BRAND LOYALTY – AMERICAN WAR OF DEPENDENCE
It’s time to plug my blog back into the mains. I’ve been storing up topics, but failing to find time for real analysis.
I’ve just seen some astonishing figures about how dependent major brands are on tiny numbers of loyal consumers. For this, I’m indebted to the US Beverage Digest newsletter and a huge study of 1,634 brands by Catalina Marketing.
Not a single US soft drink brand reaches the textbook benchmark at 80% of volume being purchased by 20% of shoppers. Only Coke Classic and Sprite achieve over 10%. Pepsi scores 8.5% and Diet Pepsi 4.6%. Snapple comes in at 1.6%.
If 1.6% of Snapple shoppers account for 80% of its total sales, they are buying 250 times more per person than the other 98.4%.
Think what this means for brand marketers and developers. Satisfying existing core consumers becomes an even higher priority.

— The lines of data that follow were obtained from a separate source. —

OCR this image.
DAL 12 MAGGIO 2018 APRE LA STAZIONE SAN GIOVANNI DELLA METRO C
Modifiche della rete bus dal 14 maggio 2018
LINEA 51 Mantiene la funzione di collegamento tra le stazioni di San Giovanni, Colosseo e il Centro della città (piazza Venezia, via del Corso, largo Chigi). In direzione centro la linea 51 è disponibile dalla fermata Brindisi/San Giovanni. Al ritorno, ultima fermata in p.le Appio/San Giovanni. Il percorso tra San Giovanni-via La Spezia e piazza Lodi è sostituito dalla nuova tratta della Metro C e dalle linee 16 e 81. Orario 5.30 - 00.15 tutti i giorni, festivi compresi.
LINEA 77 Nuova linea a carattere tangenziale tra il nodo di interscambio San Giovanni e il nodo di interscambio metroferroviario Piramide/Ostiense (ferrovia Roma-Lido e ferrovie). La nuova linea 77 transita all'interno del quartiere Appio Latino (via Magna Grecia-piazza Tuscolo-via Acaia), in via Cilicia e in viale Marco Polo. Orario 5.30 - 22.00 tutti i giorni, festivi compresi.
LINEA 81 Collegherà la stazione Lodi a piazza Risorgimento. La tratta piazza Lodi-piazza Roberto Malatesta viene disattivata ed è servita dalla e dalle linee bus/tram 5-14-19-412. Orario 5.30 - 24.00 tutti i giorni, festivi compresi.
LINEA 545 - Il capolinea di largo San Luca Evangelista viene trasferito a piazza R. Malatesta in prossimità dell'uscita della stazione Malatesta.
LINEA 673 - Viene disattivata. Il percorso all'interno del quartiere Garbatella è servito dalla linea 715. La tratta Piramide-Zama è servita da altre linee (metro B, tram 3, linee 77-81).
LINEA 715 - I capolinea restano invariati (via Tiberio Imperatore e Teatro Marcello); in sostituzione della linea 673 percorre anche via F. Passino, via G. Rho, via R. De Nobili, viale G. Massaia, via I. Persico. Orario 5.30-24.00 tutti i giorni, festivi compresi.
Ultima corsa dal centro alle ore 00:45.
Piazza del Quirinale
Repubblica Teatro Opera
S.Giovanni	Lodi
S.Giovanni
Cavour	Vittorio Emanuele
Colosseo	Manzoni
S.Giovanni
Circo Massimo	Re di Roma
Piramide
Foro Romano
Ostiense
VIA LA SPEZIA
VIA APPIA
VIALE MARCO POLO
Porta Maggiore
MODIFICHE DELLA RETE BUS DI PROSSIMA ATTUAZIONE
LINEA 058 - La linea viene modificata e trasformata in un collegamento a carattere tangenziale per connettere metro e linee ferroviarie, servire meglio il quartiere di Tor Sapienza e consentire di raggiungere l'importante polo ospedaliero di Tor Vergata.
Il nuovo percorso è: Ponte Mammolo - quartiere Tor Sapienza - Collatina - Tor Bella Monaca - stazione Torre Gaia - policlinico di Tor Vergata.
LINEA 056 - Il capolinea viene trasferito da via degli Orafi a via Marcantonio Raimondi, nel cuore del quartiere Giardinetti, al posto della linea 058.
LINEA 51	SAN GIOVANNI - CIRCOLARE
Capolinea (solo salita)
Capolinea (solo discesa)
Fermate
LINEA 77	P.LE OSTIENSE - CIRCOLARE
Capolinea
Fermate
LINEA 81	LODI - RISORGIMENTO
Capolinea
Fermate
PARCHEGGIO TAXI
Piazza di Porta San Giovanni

Hence greater pressure to find out exactly who they are and to connect with them directly. Developing new niche products becomes that much more challenging.
Perhaps we’ve known this all along, but these figures certainly focus the mind.
In the midst of the current financial wars, US soft drink brands also have to contend with the American War of Dependence.